Come qualsiasi scelta della pubblica amministrazione, infatti, anche la suddivisione in lotti di un contratto pubblico si presta ad essere sindacata in sede giurisdizionale amministrativa: e ciò ancorché l’incontestabile ampiezza del margine di valutazione attribuito all’amministrazione in questo ambito conduca a confinare tale sindacato nei limiti di adeguatezza, ragionevolezza e proporzionalità, canoni generali dell’agire amministrativo.

Del resto, come evidenziato dalle intervenienti ad opponendum rispetto all’appello, a questa affermazione di principio contenuta nel 78° considerando fa da contraltare quella di cui all’ultimo periodo del considerando 59 della stessa direttiva 2014/24/UE, a tenore del qual «l’aggregazione e la centralizzazione delle committenze dovrebbero essere attentamente monitorate al fine di evitare un’eccessiva concentrazione del potere d’acquisto e collusioni, nonché di preservare la trasparenza e la concorrenza e la possibilità di accesso al mercato per le PMI».

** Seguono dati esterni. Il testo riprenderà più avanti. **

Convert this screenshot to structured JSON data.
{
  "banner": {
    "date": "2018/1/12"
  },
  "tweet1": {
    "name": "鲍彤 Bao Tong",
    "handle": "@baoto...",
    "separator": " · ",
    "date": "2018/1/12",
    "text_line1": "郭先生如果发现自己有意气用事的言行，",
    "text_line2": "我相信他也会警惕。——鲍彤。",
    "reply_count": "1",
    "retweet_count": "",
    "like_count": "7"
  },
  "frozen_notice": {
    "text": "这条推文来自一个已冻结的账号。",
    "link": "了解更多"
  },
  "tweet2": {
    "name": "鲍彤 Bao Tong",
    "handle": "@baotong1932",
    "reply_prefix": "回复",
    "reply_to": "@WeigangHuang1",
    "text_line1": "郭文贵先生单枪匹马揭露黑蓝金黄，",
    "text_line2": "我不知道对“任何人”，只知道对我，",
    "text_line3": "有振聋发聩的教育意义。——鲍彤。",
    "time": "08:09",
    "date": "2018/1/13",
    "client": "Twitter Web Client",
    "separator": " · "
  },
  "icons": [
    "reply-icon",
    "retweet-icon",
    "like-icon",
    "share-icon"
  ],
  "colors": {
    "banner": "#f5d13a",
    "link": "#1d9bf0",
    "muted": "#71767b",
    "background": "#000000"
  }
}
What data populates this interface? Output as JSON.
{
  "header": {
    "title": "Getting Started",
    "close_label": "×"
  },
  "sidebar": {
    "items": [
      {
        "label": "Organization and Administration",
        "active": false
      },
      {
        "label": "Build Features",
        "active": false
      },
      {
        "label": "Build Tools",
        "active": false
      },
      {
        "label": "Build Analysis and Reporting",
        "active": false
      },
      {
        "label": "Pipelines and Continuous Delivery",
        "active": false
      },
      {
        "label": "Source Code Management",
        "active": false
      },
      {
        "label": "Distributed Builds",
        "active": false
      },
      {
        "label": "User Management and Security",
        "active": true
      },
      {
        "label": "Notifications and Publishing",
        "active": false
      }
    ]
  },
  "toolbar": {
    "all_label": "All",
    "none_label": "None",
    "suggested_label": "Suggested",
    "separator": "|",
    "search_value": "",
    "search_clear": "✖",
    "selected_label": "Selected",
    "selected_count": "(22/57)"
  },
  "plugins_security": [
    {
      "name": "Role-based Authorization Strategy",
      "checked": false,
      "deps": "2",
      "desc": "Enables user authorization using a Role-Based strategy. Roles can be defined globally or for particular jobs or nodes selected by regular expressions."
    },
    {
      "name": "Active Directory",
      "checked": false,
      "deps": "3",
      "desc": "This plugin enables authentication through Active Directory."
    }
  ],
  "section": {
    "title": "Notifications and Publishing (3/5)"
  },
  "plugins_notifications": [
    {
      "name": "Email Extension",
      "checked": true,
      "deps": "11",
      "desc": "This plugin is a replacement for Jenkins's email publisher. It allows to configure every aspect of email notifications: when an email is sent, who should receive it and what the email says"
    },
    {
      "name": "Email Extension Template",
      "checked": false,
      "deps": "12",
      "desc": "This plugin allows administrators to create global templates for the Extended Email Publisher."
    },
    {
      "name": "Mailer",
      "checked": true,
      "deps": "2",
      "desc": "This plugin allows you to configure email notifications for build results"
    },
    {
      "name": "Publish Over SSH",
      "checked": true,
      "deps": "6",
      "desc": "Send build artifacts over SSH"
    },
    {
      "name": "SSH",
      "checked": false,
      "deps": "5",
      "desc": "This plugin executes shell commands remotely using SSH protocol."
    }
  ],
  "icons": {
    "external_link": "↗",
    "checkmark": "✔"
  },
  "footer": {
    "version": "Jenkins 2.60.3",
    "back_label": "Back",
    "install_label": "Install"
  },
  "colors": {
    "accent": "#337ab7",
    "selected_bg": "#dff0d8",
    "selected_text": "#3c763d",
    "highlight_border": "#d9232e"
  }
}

Tutela della concorrenza e requisiti speciali di fatturato

A parere dei giudici di Palazzo Spada, la segmentazione dell’appalto stabilita dalla Consip avrebbe favorito l’instaurazione di un mercato oligopolistico e di ridotta competitività, con pregiudizi non solo nei confronti delle PMI, ma della stessa amministrazione, che non potrebbe più beneficiare dell’abbassamento dei costi dei servizi che un mercato concorrenziale e sano può determinare.

Il Consiglio di Stato, inoltre, ha precisato che gli istituti finalizzati alla massima partecipazione alle gare per l’affidamento di contratti pubblici, quali il raggruppamento temporaneo di imprese o l’avvalimento, possono rivelarsi utili, ma non sempre sono sufficienti allo scopo.

Su questo punto, si può notare il crescente scetticismo dei giudici e degli operatori del settore riguardo i requisiti soggettivi speciali previsti dai bandi e dai capitolati che impongono dei limiti di fatturato per l’accesso alle gare.

Sempre più spesso si assiste infatti a pronunce cassatorie di tali disposizioni, spesso valutate come arbitrarie e discriminatorie.